In a significant break with prohibitionist and abstinence-focused assumptions and practices that have yielded poor outcomes,5 COSUP is founded on a systems thinking, harm reduction approach to public health and clinical care.6 It seeks to provide a continuum of evidence-based, substance-use services that are integrated into the delivery of community-oriented primary care (COPC).7 The core service package includes physical, mental and substance use screenings, assessments, brief interventions and referrals; harm reduction counselling; opioid substitution therapy (OST)iii; and needle and syringe services as well as social services, skills development and shelter.6 The HIV and tuberculosis (TB) screening has been integrated into the package, and viral hepatitis testing is conducted where laboratory services and resources allow. Treatment of HIV, TB and HCV infections is provided in partnership with the available health services.

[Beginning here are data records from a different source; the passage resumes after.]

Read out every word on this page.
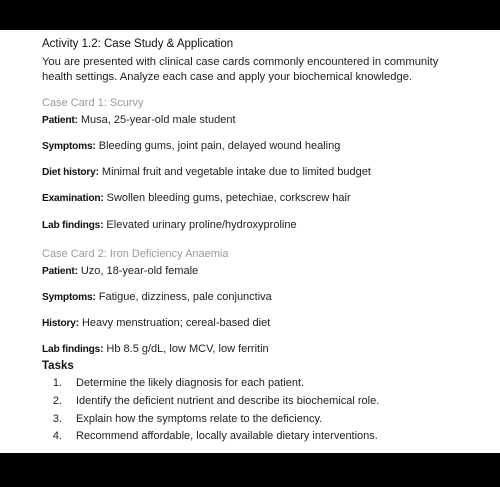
Activity 1.2: Case Study & Application
You are presented with clinical case cards commonly encountered in community health settings. Analyze each case and apply your biochemical knowledge.
Case Card 1: Scurvy
Patient: Musa, 25-year-old male student
Symptoms: Bleeding gums, joint pain, delayed wound healing
Diet history: Minimal fruit and vegetable intake due to limited budget
Examination: Swollen bleeding gums, petechiae, corkscrew hair
Lab findings: Elevated urinary proline/hydroxyproline
Case Card 2: Iron Deficiency Anaemia
Patient: Uzo, 18-year-old female
Symptoms: Fatigue, dizziness, pale conjunctiva
History: Heavy menstruation; cereal-based diet
Lab findings: Hb 8.5 g/dL, low MCV, low ferritin
Tasks
1. Determine the likely diagnosis for each patient.
2. Identify the deficient nutrient and describe its biochemical role.
3. Explain how the symptoms relate to the deficiency.
4. Recommend affordable, locally available dietary interventions.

Like all healthcare interventions that involve novel approaches and new practices and procedures, COSUP engages actively in capacity development. Responses to unregulated drug use are shrouded in prejudice and fear of contagion, as well as ignorance and uncertainty, much like TB in the 19th century and HIV in the twentieth century.8 Because of this, the programme also has developed and proactively applied a number of processes and organisational measures to counter the moral and political opposition to harm reduction programmes and to engage policy reform.9

Community Oriented Substance Use Programme implementation – The practice

The Community Oriented Substance Use Programme was initiated in mid-2016 with the signing of a 3-year service level agreement between the City of Tshwane and the University of Pretoria. Understood as a test of concept, the programme has adopted a staggered start, adaptive planning approach10 to designing and implementing the different elements of the programme.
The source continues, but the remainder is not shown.